As always, the subject veered into KM's doings.  S and PF are in a band with KM, and they often visit KM's house to either practice, attend late night drinking sessions, or both at the same time.  KM has a lot of ideas about what the band's "direction" should be.  PF showed me a short video of one of their recent concerts, though I couldn't really hear it over the noise of passing cars and distant fireworks.

[Pause for an SUV disguised as a dragon, pulling an idol within its portable shrine.  Techno blares from speakers in the truck bed.]

At about the same time I got a text from B.  Earlier I'd asked him if there were any new restaurants in town worth going to.  He sent me two links, one of which was to a new burger restaurant near Malan Elementary.  While S was talking I texted thanks back to B, telling him that I'd probably check out the burger restaurant the following Sunday.  B responded with a cascade of emojis, only some of which I was able to decipher.

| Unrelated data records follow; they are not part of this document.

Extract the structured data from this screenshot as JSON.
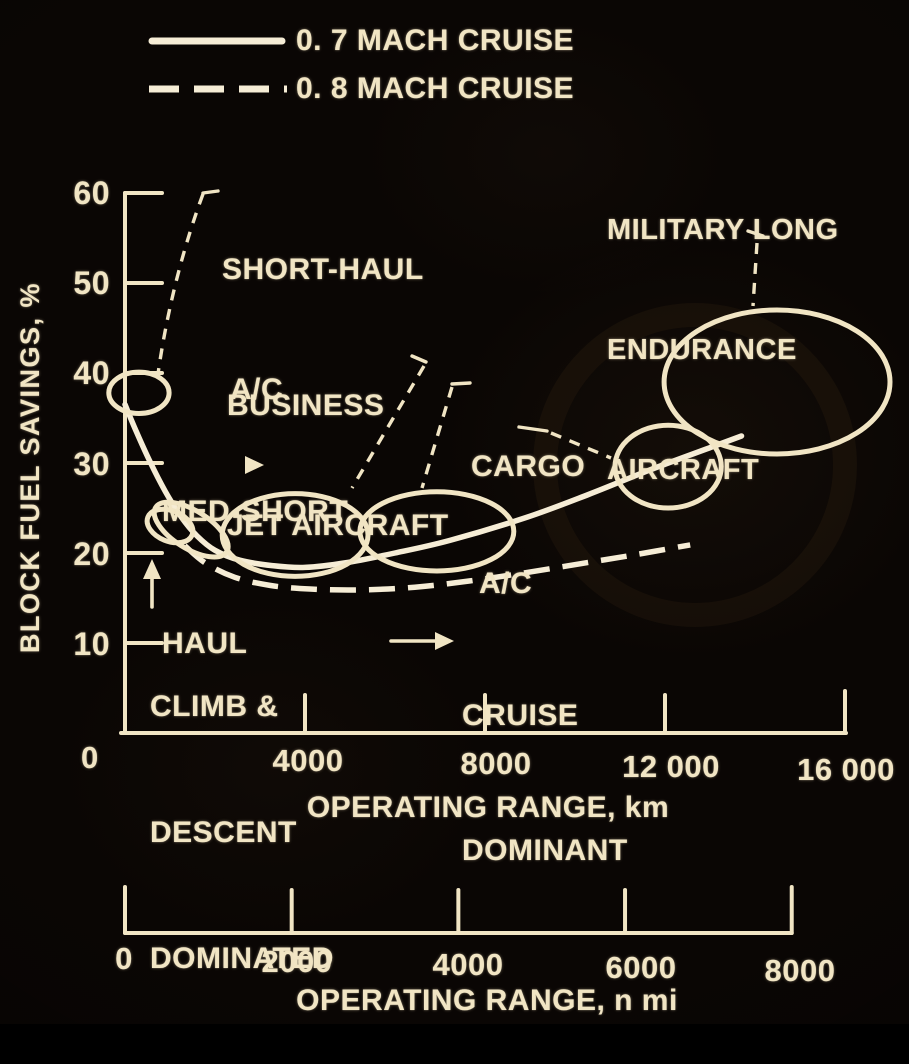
{
  "colors": {
    "ink": "#f1e5c4",
    "ink_bright": "#f6edd6",
    "background": "#0a0604"
  },
  "legend": {
    "items": [
      {
        "label": "0. 7 MACH CRUISE",
        "style": "solid"
      },
      {
        "label": "0. 8 MACH CRUISE",
        "style": "dashed"
      }
    ]
  },
  "y_axis": {
    "title": "BLOCK FUEL SAVINGS, %",
    "tick_labels": [
      "60",
      "50",
      "40",
      "30",
      "20",
      "10"
    ],
    "tick_values": [
      60,
      50,
      40,
      30,
      20,
      10
    ],
    "origin_label": "0"
  },
  "x_axis_km": {
    "title": "OPERATING RANGE, km",
    "tick_labels": [
      "0",
      "4000",
      "8000",
      "12 000",
      "16 000"
    ],
    "tick_values": [
      0,
      4000,
      8000,
      12000,
      16000
    ]
  },
  "x_axis_nmi": {
    "title": "OPERATING RANGE, n mi",
    "tick_labels": [
      "0",
      "2000",
      "4000",
      "6000",
      "8000"
    ],
    "tick_values": [
      0,
      2000,
      4000,
      6000,
      8000
    ],
    "km_per_nmi": 1.852
  },
  "annotations": {
    "short_haul": {
      "lines": [
        "SHORT-HAUL",
        "A/C"
      ]
    },
    "business_jet": {
      "lines": [
        "BUSINESS",
        "JET AIRCRAFT"
      ]
    },
    "med_short": {
      "lines": [
        "MED-SHORT",
        "HAUL"
      ]
    },
    "cargo": {
      "lines": [
        "CARGO",
        "A/C"
      ]
    },
    "military": {
      "lines": [
        "MILITARY LONG",
        "ENDURANCE",
        "AIRCRAFT"
      ]
    },
    "climb": {
      "lines": [
        "CLIMB &",
        "DESCENT",
        "DOMINATED"
      ]
    },
    "cruise": {
      "lines": [
        "CRUISE",
        "DOMINANT"
      ]
    }
  },
  "chart_data": {
    "type": "line",
    "title": "",
    "xlabel": "OPERATING RANGE, km (also shown in n mi)",
    "ylabel": "BLOCK FUEL SAVINGS, %",
    "xlim_km": [
      0,
      16000
    ],
    "xlim_nmi": [
      0,
      8000
    ],
    "ylim": [
      0,
      60
    ],
    "grid": false,
    "legend_position": "top-left",
    "series": [
      {
        "name": "0.7 MACH CRUISE",
        "style": "solid",
        "points": [
          [
            0,
            36.5
          ],
          [
            250,
            33.5
          ],
          [
            550,
            30.2
          ],
          [
            900,
            26.8
          ],
          [
            1250,
            24.0
          ],
          [
            1600,
            21.9
          ],
          [
            2000,
            20.3
          ],
          [
            2550,
            19.2
          ],
          [
            3270,
            18.6
          ],
          [
            4000,
            18.4
          ],
          [
            4890,
            18.9
          ],
          [
            6000,
            20.0
          ],
          [
            7220,
            21.4
          ],
          [
            8890,
            23.9
          ],
          [
            10300,
            26.5
          ],
          [
            11700,
            29.3
          ],
          [
            13160,
            32.0
          ],
          [
            13700,
            33.0
          ]
        ]
      },
      {
        "name": "0.8 MACH CRUISE",
        "style": "dashed",
        "points": [
          [
            1330,
            20.8
          ],
          [
            1780,
            18.9
          ],
          [
            2440,
            17.3
          ],
          [
            3220,
            16.4
          ],
          [
            4110,
            16.0
          ],
          [
            5220,
            15.9
          ],
          [
            6440,
            16.2
          ],
          [
            7670,
            16.9
          ],
          [
            8890,
            17.8
          ],
          [
            10110,
            18.8
          ],
          [
            11330,
            19.8
          ],
          [
            12560,
            20.9
          ]
        ]
      }
    ],
    "groups": [
      {
        "label": "SHORT-HAUL A/C",
        "center_km": 310,
        "center_pct": 37.8,
        "rx_km": 670,
        "ry_pct": 2.3,
        "tilt_deg": 0
      },
      {
        "label": "MED-SHORT HAUL",
        "center_km": 1000,
        "center_pct": 23.0,
        "rx_km": 530,
        "ry_pct": 1.7,
        "tilt_deg": 22
      },
      {
        "label": "MED-SHORT HAUL",
        "center_km": 1470,
        "center_pct": 22.6,
        "rx_km": 930,
        "ry_pct": 2.1,
        "tilt_deg": 32
      },
      {
        "label": "BUSINESS JET AIRCRAFT",
        "center_km": 3780,
        "center_pct": 22.0,
        "rx_km": 1620,
        "ry_pct": 4.6,
        "tilt_deg": 0
      },
      {
        "label": "CARGO A/C",
        "center_km": 6930,
        "center_pct": 22.4,
        "rx_km": 1710,
        "ry_pct": 4.4,
        "tilt_deg": 0
      },
      {
        "label": "CARGO A/C",
        "center_km": 12070,
        "center_pct": 29.6,
        "rx_km": 1180,
        "ry_pct": 4.6,
        "tilt_deg": 0
      },
      {
        "label": "MILITARY LONG ENDURANCE AIRCRAFT",
        "center_km": 14490,
        "center_pct": 39.0,
        "rx_km": 2510,
        "ry_pct": 8.0,
        "tilt_deg": 0
      }
    ],
    "region_notes": [
      "CLIMB & DESCENT DOMINATED (short range)",
      "CRUISE DOMINANT (long range)"
    ]
  }
}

Almost as quickly KT texted me back in response to the same query.  "I don't eat out," she said, "I always cook at home."

PF went home to his girlfriend.  S said that I'd met this girlfriend a month before, but I couldn't remember anything about her.

[Pause for a converted bus carrying dozens of people in identical red T-shirts.  Men dressed as supernatural beings bring up the rear as bottle rockets squeal upward.]

Three hours later S and I were still sitting there amid empty cans of beer.  Our conversation bounced between talk of people we knew and questions regarding S's plans for his son.  Was Jun-Yi a good school?  Where did D live now?  E was renting a studio in town?  How was working and/or living in Kaohsiung different from working and/or living in Taitung?  Another beer?  Another beer?  Another...?

We decided to go home.  S had classes the following morning, and I was tired from my drive up the coast.  We agreed to meet again that weekend, but neither of us could say when or where.  Would he have time?  Would I?

As I got on my bike another neon-garbed truck passed by.  It was full of people I might have known and might yet know again, all of them exhausted from the day's festivities.  And where were they going?  And what gossip were they going to share, and about whom?  So many people, going this way and that, each living lives in someone else's stories.